# in my way



## adventrue

I want to say "I want to participate in your struggle in my way". Can "in my way" simply be translated as "benim sekilimde"? 
"Sizin mücadelenizi benim sekil'de katilmak  istiyorum."


----------



## kenki

I would say:

"Benim bildigim sekilde" 

or

"kendi bildigimce"

or

"Benim bildigim tarzda"


----------



## adventrue

Thank you.
How about the same in the next context: "Aslinda, ögrenmek çok hosuma gidiyor, sadece kendimin sekilimde."


----------



## shafaq

adventrue said:


> Thank you.
> How about the same in the next context: "Aslinda, ögrenmek çok hosuma gidiyor, *sadece kendimin sekilimde*."



After introducing required correction (in red); "sadece kendimin şeklinde" means "merely in my shape" which doesn't make a sense after first phrase.
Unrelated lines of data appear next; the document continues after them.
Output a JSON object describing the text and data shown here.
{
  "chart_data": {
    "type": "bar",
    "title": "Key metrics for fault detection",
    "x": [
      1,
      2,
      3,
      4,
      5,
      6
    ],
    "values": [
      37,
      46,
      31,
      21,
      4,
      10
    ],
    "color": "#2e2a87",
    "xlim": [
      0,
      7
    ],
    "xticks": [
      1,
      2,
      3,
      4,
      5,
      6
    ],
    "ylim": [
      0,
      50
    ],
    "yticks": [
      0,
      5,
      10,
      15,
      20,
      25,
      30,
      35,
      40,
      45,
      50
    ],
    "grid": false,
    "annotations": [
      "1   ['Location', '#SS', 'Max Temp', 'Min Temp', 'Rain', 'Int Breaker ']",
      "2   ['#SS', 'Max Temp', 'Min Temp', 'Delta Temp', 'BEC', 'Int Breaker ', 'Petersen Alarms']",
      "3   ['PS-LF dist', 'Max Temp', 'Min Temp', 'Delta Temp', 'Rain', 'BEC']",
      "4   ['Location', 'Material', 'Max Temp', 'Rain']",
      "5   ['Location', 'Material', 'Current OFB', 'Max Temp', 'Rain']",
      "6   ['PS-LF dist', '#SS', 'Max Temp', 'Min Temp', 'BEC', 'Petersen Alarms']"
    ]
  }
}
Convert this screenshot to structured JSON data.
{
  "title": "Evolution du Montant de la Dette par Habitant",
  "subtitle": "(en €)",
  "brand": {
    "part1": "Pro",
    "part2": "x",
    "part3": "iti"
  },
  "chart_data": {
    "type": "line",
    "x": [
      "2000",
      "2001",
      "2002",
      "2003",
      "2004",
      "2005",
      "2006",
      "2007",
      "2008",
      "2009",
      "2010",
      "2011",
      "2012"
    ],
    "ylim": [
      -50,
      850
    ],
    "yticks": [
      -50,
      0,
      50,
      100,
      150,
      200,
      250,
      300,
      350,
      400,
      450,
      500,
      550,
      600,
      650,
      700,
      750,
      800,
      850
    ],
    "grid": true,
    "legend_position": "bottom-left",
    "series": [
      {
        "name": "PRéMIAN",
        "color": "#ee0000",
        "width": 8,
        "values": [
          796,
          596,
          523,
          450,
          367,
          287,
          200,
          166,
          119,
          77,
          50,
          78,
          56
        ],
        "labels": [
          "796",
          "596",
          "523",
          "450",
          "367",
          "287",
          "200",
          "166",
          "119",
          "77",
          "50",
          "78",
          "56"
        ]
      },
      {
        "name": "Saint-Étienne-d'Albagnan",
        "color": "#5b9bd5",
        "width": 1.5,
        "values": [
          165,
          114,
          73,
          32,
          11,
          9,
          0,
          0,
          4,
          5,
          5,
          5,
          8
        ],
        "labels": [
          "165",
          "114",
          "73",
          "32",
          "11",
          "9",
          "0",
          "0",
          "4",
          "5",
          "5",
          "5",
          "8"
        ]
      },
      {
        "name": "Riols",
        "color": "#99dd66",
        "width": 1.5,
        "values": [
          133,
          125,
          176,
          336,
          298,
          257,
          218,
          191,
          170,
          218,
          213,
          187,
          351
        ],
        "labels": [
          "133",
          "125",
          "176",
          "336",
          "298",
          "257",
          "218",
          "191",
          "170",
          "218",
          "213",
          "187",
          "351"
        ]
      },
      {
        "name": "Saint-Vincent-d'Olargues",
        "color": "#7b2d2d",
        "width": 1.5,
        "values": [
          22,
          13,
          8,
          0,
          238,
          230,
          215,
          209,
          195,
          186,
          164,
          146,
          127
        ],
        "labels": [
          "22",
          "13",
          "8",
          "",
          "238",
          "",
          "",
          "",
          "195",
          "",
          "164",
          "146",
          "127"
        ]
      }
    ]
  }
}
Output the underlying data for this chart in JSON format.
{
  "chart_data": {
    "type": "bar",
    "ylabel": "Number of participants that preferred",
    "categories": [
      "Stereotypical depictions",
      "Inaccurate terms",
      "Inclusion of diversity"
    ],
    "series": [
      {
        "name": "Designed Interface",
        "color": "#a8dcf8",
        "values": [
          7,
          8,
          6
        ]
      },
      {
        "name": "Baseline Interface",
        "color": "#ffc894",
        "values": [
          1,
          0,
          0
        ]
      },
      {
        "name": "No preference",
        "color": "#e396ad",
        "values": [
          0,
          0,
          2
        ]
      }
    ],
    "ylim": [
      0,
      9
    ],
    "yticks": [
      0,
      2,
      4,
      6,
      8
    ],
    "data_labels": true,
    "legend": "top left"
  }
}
To say "in my way" in Turkish; you have many choises like (above mentioned)"kendi bildiğimce", Benim bildiğim şekilde/tarzda", "kendi yöntem(ler)imle", even only "*kendimce*".
Even after changing the second part; your sentence still remains a bit odd.
Aslinda, ögrenmek çok hosuma gidiyor, sadece kendimce(or any other alternative of it).  
 I think you tended to say "Actually I like the learning so much, as long as it was only "in my way". If  so you may say 
"Aslında; *yalnızca bana uygun şekilde olduğu sürece; * öğrenmek çok hoşuma gidiyor".
As an alternative; you may arrange it as 
"Aslında öğrenmek çok hoşuma gidiyor; tabi ki *yalnızca benim yöntemlerimle* olduğu sürece ..." 
An other alternative is;
"*Sadece benim yöntemlerimle* olduktan sonra; öğrenmek çok hoşuma gider."


----------



## adventrue

I might have to give you more context: I mean to say something like 'I hate school, but actually, I like learnign a lot. Just in my way."


----------



## Rallino

If you mean by "just in my way" = 'on my own'

Then: kendi kendime.

Otherwise: Kendi yöntemimle.


----------



## erhan327

"I like learning a lot. Just in my way."
That's a simple expression but sounds poetic in english.
We have to think more about how we can say it in Turkish 

its ok to say "Öğrenmeyi çok seviyorum. ama kendi bildiğim şekilde"
but it sounds like something is missing. may be we can add the object.
"Yeni şeyler öğrenmeyi seviyorum, ama kendi bildiğim şekilde."


----------



## Brunoleon

there are some kind of expressions that you can't find a direct equivalant of it in Turkish.the opposite is also possible.
I can give you an example from German.the reply '' doch!'' is not easy to translate in Turkish giving the right meaning.
my way :  can be used in different meanings in Turkish such as :
Kendi bildiğim gibi yaptım.  (I did it in my way)
Kendi kendime öğrenmeyi seviyorum ( I like learning by myself)
Kendi metodumla öğrenmeyi tercih eder.(I prefer learning in my own way)
Kendimce sana yardım etmek istedim ( I tried to help you in my way)
Kendi kendime öğrendim. (I have learned by myself)


----------